そう言って、俊がマットの上によじ登ろうとした時、乱雑に積まれたマットが崩れ出した。

「俊、危ない、崩れる!」

「真琴、そっちに崩れるぞ逃げろ!」

ドドドドドッ

何枚もの崩れたマットが覆い被さって来て、それを止めようと俊が間に入って来たところまではオレは見た。

マットに押し倒される様に倒されてオレは目を瞑ってしまい、それから何枚ものマットが落ちて来て下敷きになったのだった。

「いったぁ〜、俊〜大丈夫かぁ?」

崩れたマットの下敷きになって、身動きが出来なくなってしまったオレは、俊に声をかけると。

「ボクは大丈夫だよ」

思いの外近くで俊の声が聞こえたので、驚いて目を開けると…俊の顔がオレの顔の真ん前にあった。

仰向けに倒れてるオレに、覆い被さって密着する様に俊が居た。

「えっ、うわっ、俊、身動きが取れない、離れて」

「イヤ、ムリムリ、押し潰され無い様に踏ん張るだけで精一杯だから」

「…………」

「……………」

オレと俊は、何とも言えないバツの悪さで押し黙る。

「だ…だれか、助けに来てくれるよな…」

オレは気まずさを払拭しょうと、兎に角に話そうとした。

「ボク達が…体育用具室からいつまでも戻ら無かったら、先生か誰れか見に来るだろう」

俊はちょっと素っ気無さ気に言う。

オレはその俊の態度に違和感を覚えた時…密着する下腹の辺りに硬い物が当たってる事に気づいた。

「俊…お前…勃起してんのか?」

オレはちょっと焦りつつ言うと。

「し…仕方無いだろう、こんなに身体を密着させたら…」

俊の云う通り、顔は今にもキス出来るほど近く、オレの胸は俊の胸に押し潰されそうにくっついて居る。

しかも俊の下半身はオレの両太腿の間に有って、今まさに正常位でSEXをしそうな体勢なのだった。

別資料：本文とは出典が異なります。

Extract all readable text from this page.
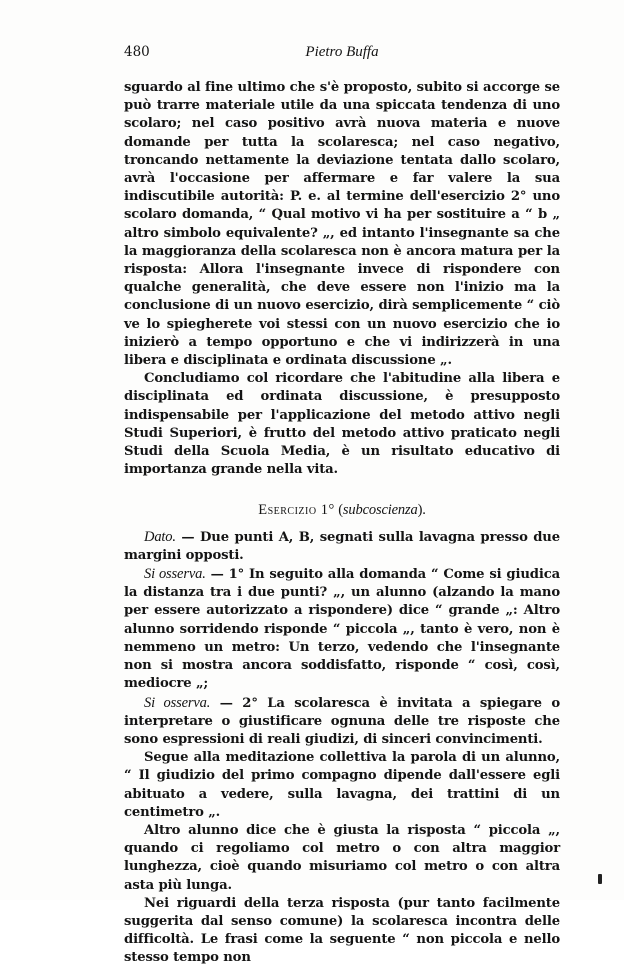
480	Pietro Buffa

sguardo al fine ultimo che s'è proposto, subito si accorge se può trarre materiale utile da una spiccata tendenza di uno scolaro; nel caso positivo avrà nuova materia e nuove domande per tutta la scolaresca; nel caso negativo, troncando nettamente la deviazione tentata dallo scolaro, avrà l'occasione per affermare e far valere la sua indiscutibile autorità: P. e. al termine dell'esercizio 2° uno scolaro domanda, “ Qual motivo vi ha per sostituire a “ b „ altro simbolo equivalente? „, ed intanto l'insegnante sa che la maggioranza della scolaresca non è ancora matura per la risposta: Allora l'insegnante invece di rispondere con qualche generalità, che deve essere non l'inizio ma la conclusione di un nuovo esercizio, dirà semplicemente “ ciò ve lo spiegherete voi stessi con un nuovo esercizio che io inizierò a tempo opportuno e che vi indirizzerà in una libera e disciplinata e ordinata discussione „.

Concludiamo col ricordare che l'abitudine alla libera e disciplinata ed ordinata discussione, è presupposto indispensabile per l'applicazione del metodo attivo negli Studi Superiori, è frutto del metodo attivo praticato negli Studi della Scuola Media, è un risultato educativo di importanza grande nella vita.

Esercizio 1° (subcoscienza).

Dato. — Due punti A, B, segnati sulla lavagna presso due margini opposti.

Si osserva. — 1° In seguito alla domanda “ Come si giudica la distanza tra i due punti? „, un alunno (alzando la mano per essere autorizzato a rispondere) dice “ grande „: Altro alunno sorridendo risponde “ piccola „, tanto è vero, non è nemmeno un metro: Un terzo, vedendo che l'insegnante non si mostra ancora soddisfatto, risponde “ così, così, mediocre „;

Si osserva. — 2° La scolaresca è invitata a spiegare o interpretare o giustificare ognuna delle tre risposte che sono espressioni di reali giudizi, di sinceri convincimenti.

Segue alla meditazione collettiva la parola di un alunno, “ Il giudizio del primo compagno dipende dall'essere egli abituato a vedere, sulla lavagna, dei trattini di un centimetro „.

Altro alunno dice che è giusta la risposta “ piccola „, quando ci regoliamo col metro o con altra maggior lunghezza, cioè quando misuriamo col metro o con altra asta più lunga.

Nei riguardi della terza risposta (pur tanto facilmente suggerita dal senso comune) la scolaresca incontra delle difficoltà. Le frasi come la seguente “ non piccola e nello stesso tempo non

「お前なぁ、昨日結構可愛い女子に告白されてたんだろう、その娘に悪いとか思わ無いのかよ」

オレは、股間に当たる物の気不味さを誤魔化す様に、ちょっと非難するかの様に言った。

「き…昨日のって、何故知ってんだよ!」

俊が驚いて聞き返して来る。

「あ~ちょっと、昨日マンガ部の部室まで行ったんだよ、そこで丁度お前が女子に告白されてるところでさ…でもお前等の邪魔にならない様に、オレは直ぐ帰ったんだよな」

オレはウッカリ口を滑らした事を後悔しながら、素っ惚ける様に言う。

「はぁ~、あれを見られてたのかよ」

俊は、少し呆れた様に言った。

「そ…それで、あの娘と付き合うのか?」

オレは好奇心満々の様に振る舞って聞くと。

「断ったよ」

俊は素っ気無く一言言った。

「えーっ断ったってぇ、勿体ない!」

オレは自分の中で安堵して居るのを感じながら、さも意外そうに言った。

「も…勿体ないって」

俊は…呆れ訝る様に言い返す。

「だって初めての彼女が出来るんだよ、晴れて彼女持ちになれるんだよ…まさにアオハルだよな」

オレは、自分の中の罪悪感を隠すために、更に軽口をたたく様に言う。

「イヤ…アオハルって言われても…」

俊は困った様に苦笑いをする。

「彼女が出来るって…DTを卒業出来るかもだぜ」

オレは…ちょっと(からか)う様に言うと。

「ド…DTの卒業は、ボクは真琴でしたいんだよ」

俊はオレを真っすぐ見て、そう言った。

「!………!!」

俊の真っすぐな眼差しにオレは絶句した。

「真琴、言ったよね、何時かボクとSEXしても良いって」

「う…ん」

オレは俊から視線を外して言った。

「ボクはDTを真琴で卒業して、その後も真琴とSEXをして真琴を妊娠させたいと思ってる」

俊の真摯な言葉に、オレの胸の奥と下腹の奥がキユウゥ〜ンと反応した。

「あっ、でもオレは…本当の意味での彼女にはなれないから…」

しかしオレは、昨夜思って居た事を思い出して、惑いながら言うと。

「本当の意味での彼女になれないって…?」

俊が困った様に、更に言い募ろうとした時。

「おーい、雨宮俊、小鳥遊真琴、大丈夫かぁーっ」

体育教師が、何時までも戻って来ないオレ達を心配して、体育用具室にやって来た。

程なくオレ達は、マットの下から助け出されたのだった。

そしてその日は、俊はオレから目を反らす様にして、オレも何と無く同じ様にしたのだった。